- Born: Bronwen Louise Konecky
- Education: Brown University Barnard College
- Awards: Nanne Weber Early Career Award (2019) NSF Postdoctoral Fellowship NSF Graduate Research Fellowship
- Scientific career
- Fields: Paleoclimatology, Climatology, Hydrogeology
- Workplaces: Washington University in St. Louis
- Thesis: Decadal to Orbital Scale Climate Change in the Indian Ocean Region: Precipitation Isotopic Perspectives from East Africa and Indonesia
- Website: https://blkonecky.wordpress.com/

= Bronwen Konecky =

American paleoclimatologist, climatologist and academic

Bronwen Konecky is a paleoclimatologist and climatologist whose particular area of focus lies in the past and present effect of climate change in the tropics. She is an associate professor in the Department of Earth and Planetary Sciences at Washington University in St. Louis.

== Education and academic career ==
In her senior year of high-school, Konecky took an A.P. Environmental Science class which sparked her curiosity into the sciences. Konecky would then go on to receive a B.A. in Environmental Sciences though Barnard College of Columbia University in 2005. In 2010, she graduated with a Sc.M. in Geological Studies from Brown University before receiving a Ph.D. in Geological Studies from the same institution in 2013. At Brown University, Konecky was a student of James M. Russell. Konecky's dissertation “Decadal to Orbital Scale Climate Change in the Indian Ocean Region: Precipitation Isotopic Perspectives from East Africa and Indonesia” focuses on the effects changes in climate have had on rainfall in the Indian Ocean Region through analysis of stable isotopes in lake sediments.

== Career and research ==
After graduating from Barnard College in 2005, Konecky began working with the African Millennium Villages Project as the Environmental Research Coordinator. The project's goal was to assist communities in rural Africa get out of extreme poverty and she stayed with the project until 2008. In 2013, she worked in the Cobb lab as a postdoctoral fellow at the Georgia Institute of Technology. Between 2014 and 2016, Konecky was a National Science Foundation Postdoctoral Fellow working closely with Oregon State University and University of Colorado Boulder before becoming a research scientist at the Cooperative Institute for Research in Environmental Sciences, University of Colorado Boulder. She held this position for a year before becoming an assistant professor in the Department of Earth and Planetary Sciences at Washington University in St. Louis in 2018, where Konecky works to this day.

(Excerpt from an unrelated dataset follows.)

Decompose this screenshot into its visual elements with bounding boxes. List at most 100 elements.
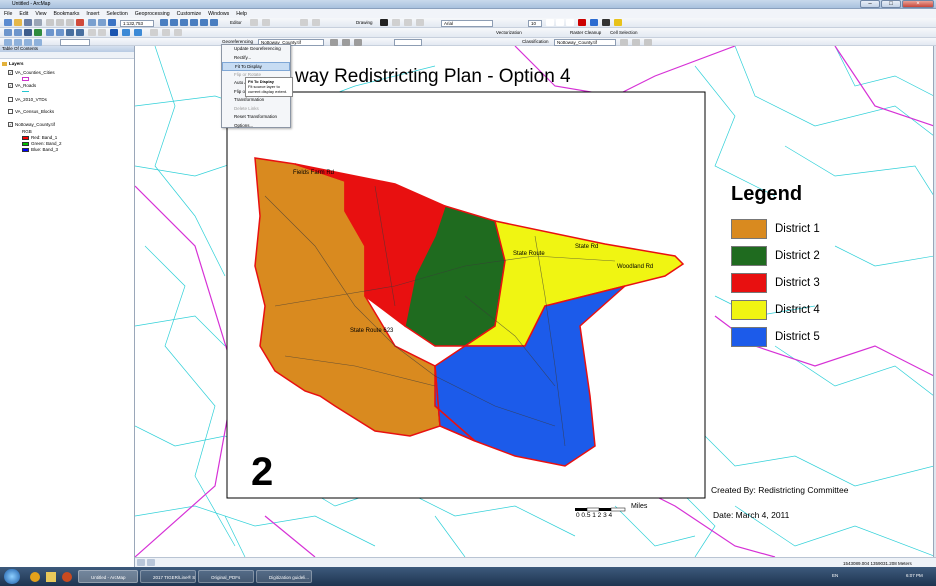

Konecky's primary fields of research are Paleoclimateology, Climatology and Hydrogeology. She is known for her work studying ancient and modern rainfall in the tropics, specifically around the Indian Ocean and in Africa.

== Awards ==

- AGU Nanne Weber Early Career Award (2019)
- Packard Science and Engineering Fellowship (2019)

== Public engagement ==
In her spare time, Konecky also is a singer-songwriter.